Perhaps that’s why the acts of agriculture and horticulture are seen by many as brutal. Too often we try to master nature, to make it our servant, to force it to bend to our will. But as Katrina, the Gulf oil spill, the Dust Bowl, Japan's nuclear disaster, and countless floods, hurricanes, and snowstorms have shown, we are not really in charge; in fact, we are hardly in control. And perhaps our desire for control is also the root of our disconnect, our ‘original food sin’, our disenchantment. By acknowledging the limitations of our control, however—and by giving up the infinite options for food provided to us by often faceless corporations—we can in fact become empowered. In the words of Berry, “eating with the fullest pleasure—pleasure, that is, that does not depend on ignorance—is perhaps the profoundest enactment of our connection with the world.”

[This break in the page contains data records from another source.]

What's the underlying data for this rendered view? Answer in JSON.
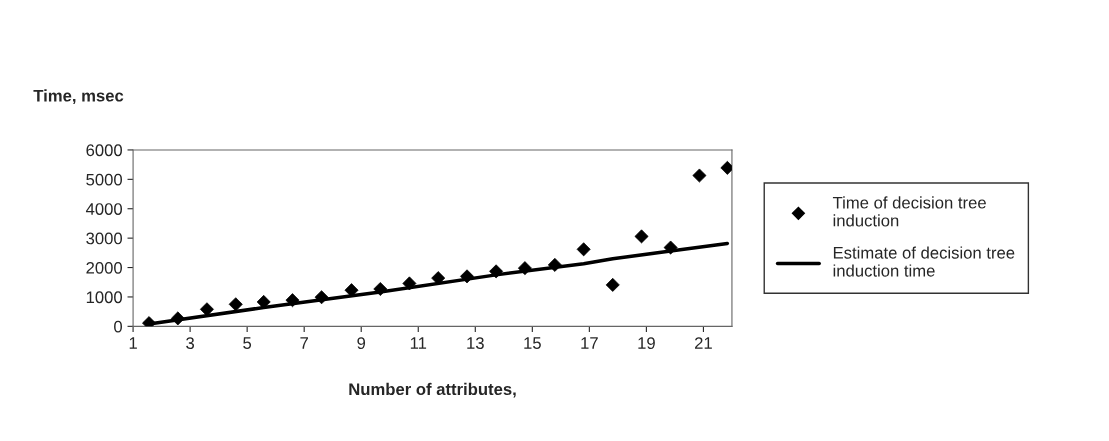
{
  "chart_data": {
    "type": "scatter",
    "xlabel": "Number of attributes,",
    "ylabel": "Time, msec",
    "xlim": [
      1,
      22
    ],
    "xticks": [
      1,
      3,
      5,
      7,
      9,
      11,
      13,
      15,
      17,
      19,
      21
    ],
    "ylim": [
      0,
      6000
    ],
    "yticks": [
      0,
      1000,
      2000,
      3000,
      4000,
      5000,
      6000
    ],
    "grid": false,
    "legend": "right",
    "series": [
      {
        "name": "Time of decision tree\ninduction",
        "marker": "diamond",
        "color": "#000000",
        "x": [
          1.56,
          2.57,
          3.59,
          4.6,
          5.58,
          6.59,
          7.61,
          8.66,
          9.67,
          10.69,
          11.7,
          12.71,
          13.73,
          14.74,
          15.79,
          16.8,
          17.82,
          18.83,
          19.85,
          20.86,
          21.84
        ],
        "values": [
          110,
          270,
          580,
          750,
          830,
          890,
          990,
          1230,
          1270,
          1460,
          1640,
          1700,
          1870,
          1980,
          2090,
          2620,
          1410,
          3060,
          2680,
          5130,
          5390
        ]
      },
      {
        "name": "Estimate of decision tree\ninduction time",
        "type": "line",
        "line_style": "solid",
        "color": "#000000",
        "x": [
          1.56,
          5.58,
          9.67,
          13.73,
          16.8,
          17.82,
          19.85,
          21.84
        ],
        "values": [
          80,
          640,
          1170,
          1750,
          2130,
          2300,
          2560,
          2820
        ]
      }
    ]
  }
}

Is this a zero sum game, practically speaking? Must I denounce much of society to re-enchant my life? Must I pay premiums for “green” food? And what about those who cannot afford it? Change takes place in many forms both small and large. Perhaps the best way to begin answering this question is to meditate on the heart of Berry’s message, which I think benefits from a little explication. Yes, eating is an agricultural act—we eaters are often at the end of a commodity or value chain. But eating is also a social and spiritual act, one enhanced when we learn the origins of food, when we begin to participate, and when we take on the responsibilities of being a good “food citizen”. My point then is that starting to make a change is much better than no change at all.